I made loads of notes here and did lots of underlining. Simondon is great at presenting thought as glimpsing individuation as a process from within. There is no way out of individuation, we can't step out and look at it - it is the very nature of our being, of our thought processes. I think OOO's heavy rejection of Kant and correlationism can be read as though they are claiming to be outside of themselves, looking down on humans as objects. But I don't think that's quite right. What they are rejecting is that humans and objects have any special relationship with the world - everything is caught up in its misapprehension of other things, nothing is outside of anything. OOO goes through correlationism and pops its little head out the other end. Things (including humans) are always already withdrawing from all other things. This could be the Kantian basis for OOO. A universal correlationism.
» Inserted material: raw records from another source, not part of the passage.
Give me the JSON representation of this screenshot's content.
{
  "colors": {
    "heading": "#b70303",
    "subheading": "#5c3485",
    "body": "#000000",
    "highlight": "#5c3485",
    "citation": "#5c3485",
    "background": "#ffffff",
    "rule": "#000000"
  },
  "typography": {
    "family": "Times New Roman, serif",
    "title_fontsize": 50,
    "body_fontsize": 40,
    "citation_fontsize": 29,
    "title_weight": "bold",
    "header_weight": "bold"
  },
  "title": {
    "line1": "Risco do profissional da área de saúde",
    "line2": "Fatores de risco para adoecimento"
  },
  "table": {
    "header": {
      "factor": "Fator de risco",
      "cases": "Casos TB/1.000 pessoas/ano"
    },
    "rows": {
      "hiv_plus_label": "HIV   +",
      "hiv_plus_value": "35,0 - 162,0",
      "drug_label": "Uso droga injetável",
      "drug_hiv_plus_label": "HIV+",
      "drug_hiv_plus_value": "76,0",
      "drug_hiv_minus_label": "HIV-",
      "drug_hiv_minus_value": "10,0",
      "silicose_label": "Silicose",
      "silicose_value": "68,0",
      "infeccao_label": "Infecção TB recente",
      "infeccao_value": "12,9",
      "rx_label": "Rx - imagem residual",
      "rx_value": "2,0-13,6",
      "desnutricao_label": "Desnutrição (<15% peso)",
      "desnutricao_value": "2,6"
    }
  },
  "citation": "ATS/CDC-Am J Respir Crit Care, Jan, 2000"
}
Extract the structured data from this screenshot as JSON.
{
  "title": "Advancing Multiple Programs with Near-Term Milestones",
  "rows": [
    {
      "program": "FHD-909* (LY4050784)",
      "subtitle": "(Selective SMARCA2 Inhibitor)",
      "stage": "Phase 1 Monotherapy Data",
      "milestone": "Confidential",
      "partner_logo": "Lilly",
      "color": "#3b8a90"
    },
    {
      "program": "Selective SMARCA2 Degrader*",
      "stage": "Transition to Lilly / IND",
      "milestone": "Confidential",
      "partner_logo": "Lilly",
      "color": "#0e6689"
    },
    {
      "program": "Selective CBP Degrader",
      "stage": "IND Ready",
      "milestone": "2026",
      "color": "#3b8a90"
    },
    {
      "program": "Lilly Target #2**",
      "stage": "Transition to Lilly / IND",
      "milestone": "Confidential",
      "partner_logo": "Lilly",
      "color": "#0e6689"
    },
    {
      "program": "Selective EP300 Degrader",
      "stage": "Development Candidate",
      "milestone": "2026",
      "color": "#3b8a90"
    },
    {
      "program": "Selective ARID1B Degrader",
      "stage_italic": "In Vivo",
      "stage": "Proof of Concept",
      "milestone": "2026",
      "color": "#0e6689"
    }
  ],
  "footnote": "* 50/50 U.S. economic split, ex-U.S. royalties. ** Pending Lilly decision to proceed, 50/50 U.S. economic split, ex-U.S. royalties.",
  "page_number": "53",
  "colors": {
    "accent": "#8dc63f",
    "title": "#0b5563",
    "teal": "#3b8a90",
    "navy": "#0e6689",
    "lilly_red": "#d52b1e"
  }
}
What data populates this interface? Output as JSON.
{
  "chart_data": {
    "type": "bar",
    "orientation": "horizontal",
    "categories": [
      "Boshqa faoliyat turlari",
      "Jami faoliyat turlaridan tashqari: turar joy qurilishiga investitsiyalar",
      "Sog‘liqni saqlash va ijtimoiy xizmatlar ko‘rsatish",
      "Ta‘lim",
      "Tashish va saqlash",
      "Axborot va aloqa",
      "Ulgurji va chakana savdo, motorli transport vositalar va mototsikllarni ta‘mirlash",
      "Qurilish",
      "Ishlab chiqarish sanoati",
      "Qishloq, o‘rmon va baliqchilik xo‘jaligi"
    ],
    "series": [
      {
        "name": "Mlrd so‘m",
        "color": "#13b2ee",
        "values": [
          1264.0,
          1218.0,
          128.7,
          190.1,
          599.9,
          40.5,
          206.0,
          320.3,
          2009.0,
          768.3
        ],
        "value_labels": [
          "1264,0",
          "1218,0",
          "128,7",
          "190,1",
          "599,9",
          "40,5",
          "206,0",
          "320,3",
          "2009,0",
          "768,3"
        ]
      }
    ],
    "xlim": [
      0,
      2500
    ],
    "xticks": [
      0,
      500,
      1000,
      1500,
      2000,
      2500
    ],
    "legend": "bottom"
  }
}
For Simondon, classical logic cannot be used to understand individuation, only transduction has the power to maintain all the contradictory tensions that are involved in understanding individuation. And, for Simondon, transduction is 'an individuation in progress'. So, understanding individuation is only possible through a process of individuation. Or, in a way, it is the process of individuation in thought.

'Transduction cannot be presented as a logical procedure terminating in a conclusive proof.'

'Individuation is not synthesis, a return to unity, but rather the being passing out of step with itself.'

He says that time 'comes from the pre-individual', but as I've mentioned, I don't see the need for that. Time and space can come from objects (or individuals). In fact, as far as I can tell, Simondon has already attributed time to the process of individuation (as in, individuation is time - or at least an experience of time), so why then attribute it to the pre-individual?

I don't quite get the idea of form as information. But I was reading this in the sun with a glass of wine so I'm not going to worry too much. It seemed cool. If anyone can help me out here then much appreciated.

I love this bit, about multiple logics. 'If many types of individuation existed, similarly there ought to be many types of logic.' Pluralising logic is a nice idea, and a very sensible one. Multiple, contradictory logics, applicable in different contexts.